# Recursive Integral Simplification

1. Jun 11, 2004

### Nihilist Comedian

[TEX]\int{\sin^{n}(x)\cos^{m}(x)dx}[/TEX]
[TEX]=\frac{\sin^{n+1}(x)\cos^{m-1}(x)}{n+1}+\frac{m-1}{n+1}\int{\sin^{n+2}(x)\cos^{m-2}(x)dx}[/TEX]

That was quite easy, but it's the simplification process following this that throws me. My answer is perfectly correct, but it is simplified in the answers (in my maths book) to the following form.

[TEX]\frac{\sin^{n+1}(x)\cos^{m-1}(x)}{n+m}+\frac{m-1}{n+m}\int{\sin^{n}(x)\cos^{m-2}(x)dx}[/TEX]

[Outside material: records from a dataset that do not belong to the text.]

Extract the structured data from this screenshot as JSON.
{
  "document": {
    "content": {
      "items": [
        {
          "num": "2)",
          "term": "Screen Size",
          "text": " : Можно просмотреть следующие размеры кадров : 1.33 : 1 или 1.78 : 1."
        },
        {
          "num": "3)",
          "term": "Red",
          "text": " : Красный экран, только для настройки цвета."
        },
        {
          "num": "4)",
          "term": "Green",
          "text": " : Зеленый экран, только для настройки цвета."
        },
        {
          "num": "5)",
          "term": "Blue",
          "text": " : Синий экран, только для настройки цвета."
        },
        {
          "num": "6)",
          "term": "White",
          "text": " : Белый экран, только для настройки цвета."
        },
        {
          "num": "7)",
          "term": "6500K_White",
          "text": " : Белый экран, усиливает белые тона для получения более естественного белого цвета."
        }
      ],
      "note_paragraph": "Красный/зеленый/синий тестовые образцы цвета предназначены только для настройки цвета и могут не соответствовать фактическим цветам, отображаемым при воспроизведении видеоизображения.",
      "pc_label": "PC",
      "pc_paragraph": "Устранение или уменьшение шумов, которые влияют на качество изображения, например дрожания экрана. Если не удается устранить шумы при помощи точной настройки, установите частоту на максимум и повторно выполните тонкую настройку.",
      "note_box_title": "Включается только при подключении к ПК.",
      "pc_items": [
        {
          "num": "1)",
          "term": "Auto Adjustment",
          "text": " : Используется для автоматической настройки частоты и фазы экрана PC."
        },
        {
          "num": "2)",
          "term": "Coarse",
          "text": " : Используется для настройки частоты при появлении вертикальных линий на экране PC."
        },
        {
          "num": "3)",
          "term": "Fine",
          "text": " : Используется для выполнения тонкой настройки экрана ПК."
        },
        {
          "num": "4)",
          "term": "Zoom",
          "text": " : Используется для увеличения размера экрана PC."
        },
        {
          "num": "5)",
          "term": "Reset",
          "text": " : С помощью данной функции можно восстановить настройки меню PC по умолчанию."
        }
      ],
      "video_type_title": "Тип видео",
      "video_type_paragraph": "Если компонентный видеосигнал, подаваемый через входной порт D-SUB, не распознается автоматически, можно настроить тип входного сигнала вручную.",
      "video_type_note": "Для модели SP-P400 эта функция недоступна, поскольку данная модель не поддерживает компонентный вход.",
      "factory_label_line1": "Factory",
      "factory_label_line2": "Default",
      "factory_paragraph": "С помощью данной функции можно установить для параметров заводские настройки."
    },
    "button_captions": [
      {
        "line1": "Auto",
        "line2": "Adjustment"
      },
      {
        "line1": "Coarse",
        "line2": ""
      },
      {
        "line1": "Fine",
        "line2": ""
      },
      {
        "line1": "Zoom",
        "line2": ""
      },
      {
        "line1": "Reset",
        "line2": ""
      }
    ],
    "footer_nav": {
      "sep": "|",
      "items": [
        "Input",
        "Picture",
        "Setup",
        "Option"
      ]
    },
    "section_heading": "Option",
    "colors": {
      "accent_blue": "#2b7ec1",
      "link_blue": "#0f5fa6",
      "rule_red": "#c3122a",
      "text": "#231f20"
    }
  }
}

The form that I had it in can be used to calculate integrals for specific values of n an m, though in an exam, I believe that I'd have to express it in simpler form to get full marks.

Thanks for the help.

Last edited: Jun 14, 2004
2. Jun 14, 2004

### Nihilist Comedian

Sorry, forgot to put in the "n" and "m" in the original function.

Any help now?

3. Jun 14, 2004

### arildno

You have the following identity:
$$\int\sin^{n+2}x\cos^{m-2}xdx=\int\sin^{n}x(1-\cos^{2}x)\cos^{m-2}xdx$$

4. Jun 15, 2004

### Nihilist Comedian

Thanks. It's really quite simple. I can't believe I missed that!